Date: Wed Apr 15 2026 - 21:04:33 EST

On Fri, Apr 10, 2026 at 11:15:49AM +0100, Matt Fleming wrote:
> From: Matt Fleming <mfleming@xxxxxxxxxxxxxx>
>
> should_reclaim_retry() uses zone_reclaimable_pages() to estimate whether
> retrying reclaim could eventually satisfy an allocation. It's possible
> for reclaim to make minimal or no progress on an LRU type despite having
> ample reclaimable pages, e.g. anonymous pages when the only swap is
> RAM-backed (zram).

Or incompressible memory on zswap with writeback disabled or overcommitted
memory.min.

> This can cause the reclaim path to loop indefinitely.
>
> Track LRU reclaim progress (anon vs file) through a new struct
> reclaim_progress passed out of try_to_free_pages(), and only count a
> type's reclaimable pages if at least reclaim_progress_pct% was actually
> reclaimed in the last cycle.
>
> The threshold is exposed as /proc/sys/vm/reclaim_progress_pct (default
> 1, range 0-100).

Let's not expose any sysctl or user visible API for this heuristic. It will
evolve and then this interface would be awkward and hard to remove.

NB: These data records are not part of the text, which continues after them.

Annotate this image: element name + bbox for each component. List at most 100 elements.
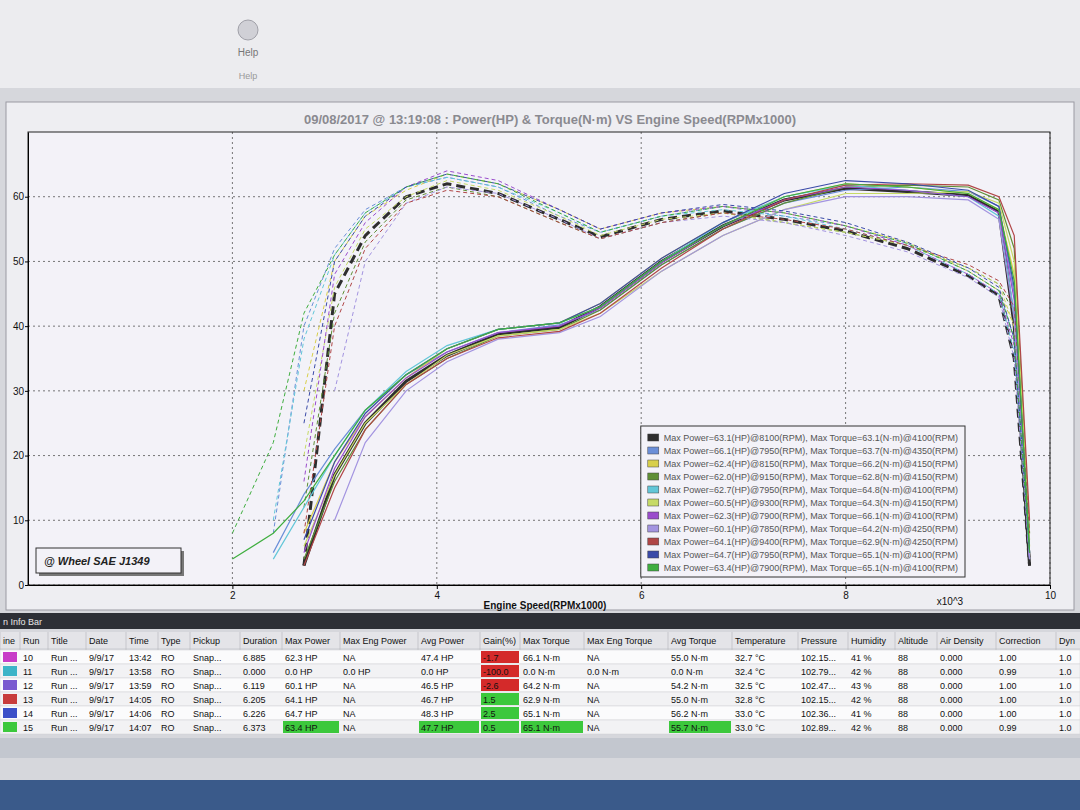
annotation-text: @ Wheel SAE J1349 [44,555,150,567]
table-cell: NA [343,681,356,691]
column-header[interactable]: Pickup [193,636,220,646]
table-cell: 6.119 [243,681,265,691]
chart-title: 09/08/2017 @ 13:19:08 : Power(HP) & Torq… [304,112,796,127]
column-header[interactable]: Dyn [1059,636,1075,646]
column-header[interactable]: Altitude [898,636,928,646]
table-cell: -2.6 [483,681,499,691]
torque-line [304,181,1030,547]
y-tick-mark [25,197,28,198]
column-header[interactable]: Avg Torque [671,636,716,646]
table-cell: 11 [23,667,32,677]
table-cell: Snap... [193,667,222,677]
column-header[interactable]: Max Torque [523,636,570,646]
x-tick-label: 2 [230,590,236,601]
column-header[interactable]: Time [129,636,149,646]
table-cell: 88 [898,709,908,719]
column-header[interactable]: Title [51,636,68,646]
table-cell: 0.5 [483,723,496,733]
table-cell: 66.1 N·m [523,653,560,663]
table-cell: 1.0 [1059,667,1072,677]
table-cell: Run ... [51,723,78,733]
table-cell: 64.2 N·m [523,681,560,691]
table-row[interactable] [0,650,1080,664]
table-row[interactable] [0,720,1080,734]
table-cell: Run ... [51,667,78,677]
table-cell: Snap... [193,681,222,691]
table-cell: 88 [898,667,908,677]
x-tick-mark [1050,585,1051,589]
column-header[interactable]: Duration [243,636,277,646]
table-cell: 0.0 HP [285,667,313,677]
highlight-cell [481,721,519,733]
table-row[interactable] [0,664,1080,678]
run-color-swatch [3,694,17,704]
table-cell: 102.89... [801,723,836,733]
column-header[interactable]: Max Eng Torque [587,636,652,646]
table-cell: 65.1 N·m [523,723,560,733]
column-header[interactable]: ine [3,636,15,646]
table-cell: 0.000 [940,653,963,663]
column-header[interactable]: Type [161,636,181,646]
table-cell: 62.9 N·m [523,695,560,705]
table-cell: 88 [898,653,908,663]
x-grid-line [232,132,233,585]
help-icon[interactable] [238,20,258,40]
table-cell: 9/9/17 [89,709,114,719]
table-cell: 0.0 N·m [671,667,703,677]
torque-line [304,190,1030,533]
chart-panel [6,102,1074,610]
power-line [304,187,1030,559]
toolbar [0,0,1080,88]
table-cell: NA [343,695,356,705]
column-header[interactable]: Max Power [285,636,330,646]
y-tick-mark [25,326,28,327]
y-tick: 0 [18,580,28,591]
table-cell: 46.5 HP [421,681,454,691]
table-cell: 13:58 [129,667,152,677]
column-header[interactable]: Avg Power [421,636,464,646]
table-cell: 42 % [851,667,872,677]
table-cell: 0.0 HP [343,667,371,677]
table-cell: 48.3 HP [421,709,454,719]
column-header[interactable]: Pressure [801,636,837,646]
table-row[interactable] [0,692,1080,706]
legend-swatch [648,564,659,571]
table-cell: Snap... [193,709,222,719]
table-cell: 13 [23,695,33,705]
table-row[interactable] [0,706,1080,720]
x-tick: 2 [230,585,236,601]
column-header[interactable]: Run [23,636,40,646]
plot-area [28,132,1050,585]
torque-line [273,177,1029,546]
column-header[interactable]: Date [89,636,108,646]
column-header[interactable]: Temperature [735,636,786,646]
x-tick-mark [641,585,642,589]
table-cell: 1.0 [1059,709,1072,719]
table-cell: RO [161,723,175,733]
run-color-swatch [3,666,17,676]
table-row[interactable] [0,678,1080,692]
power-line [232,184,1029,559]
column-header[interactable]: Gain(%) [483,636,516,646]
table-cell: NA [587,653,600,663]
legend-swatch [648,434,659,441]
y-tick-label: 20 [13,450,25,461]
help-button[interactable]: Help [238,47,259,58]
highlight-cell [481,651,519,663]
table-cell: 9/9/17 [89,653,114,663]
table-cell: 15 [23,723,33,733]
legend-label: Max Power=64.7(HP)@7950(RPM), Max Torque… [664,550,958,560]
x-tick-mark [437,585,438,589]
table-cell: 1.0 [1059,723,1072,733]
table-cell: 1.5 [483,695,496,705]
table-cell: 102.15... [801,695,836,705]
table-cell: NA [587,709,600,719]
column-header[interactable]: Air Density [940,636,984,646]
table-cell: 33.0 °C [735,723,766,733]
run-color-swatch [3,722,17,732]
table-cell: -1.7 [483,653,499,663]
table-cell: NA [587,681,600,691]
column-header[interactable]: Correction [999,636,1041,646]
column-header[interactable]: Max Eng Power [343,636,407,646]
column-header[interactable]: Humidity [851,636,887,646]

> Setting 0 disables the gate and restores the previous
> behaviour. Environments with only RAM-backed swap (zram) and small
> memory may need a higher value to prevent futile anon LRU churn from
> keeping the allocator spinning.
>
> Suggested-by: Johannes Weiner <hannes@xxxxxxxxxxx>
> Signed-off-by: Matt Fleming <mfleming@xxxxxxxxxxxxxx>
> ---

[...]

>
> @@ -4637,7 +4672,24 @@ should_reclaim_retry(gfp_t gfp_mask, unsigned order,
> !__cpuset_zone_allowed(zone, gfp_mask))
> continue;
>
> - available = reclaimable = zone_reclaimable_pages(zone);
> + /*
> + * Only count reclaimable pages from an LRU type if reclaim
> + * actually made headway on that type in the last cycle.
> + * This prevents the allocator from looping endlessly on
> + * account of a large pool of pages that reclaim cannot make
> + * progress on, e.g. anonymous pages when the only swap is
> + * RAM-backed (zram).
> + */
> + reclaimable = 0;
> + reclaimable_file = zone_reclaimable_file_pages(zone);
> + reclaimable_anon = zone_reclaimable_anon_pages(zone);

Here we are getting the current reclaimable pages.

> +
> + if (reclaim_progress_sufficient(progress->nr_file, reclaimable_file))
> + reclaimable += reclaimable_file;
> + if (reclaim_progress_sufficient(progress->nr_anon, reclaimable_anon))
> + reclaimable += reclaimable_anon;

And here we are comparing the current reclaimable pages with last iteration. Is
this intentional to keep things simple?

> +
> + available = reclaimable;
> available += zone_page_state_snapshot(zone, NR_FREE_PAGES);
>

Another heuristic we can play with is to also pass through the vmscan scan
count. If for couple of consecutive iterations, we continue to see low reclaim
efficiency, go for OOM. Also maybe compare the scan count with the watermark as
I expect we don't see much difference scan count for consecutive reclaim
iteration, so, it is a good representative of reclaimable memory.

The reclaim efficiency heuristic should handle the swap-on-zram or
incomp-zswap-with-no-writeback. Treating scan count as proxy for reclaimable
memory should handle the overcommitted memory.min case.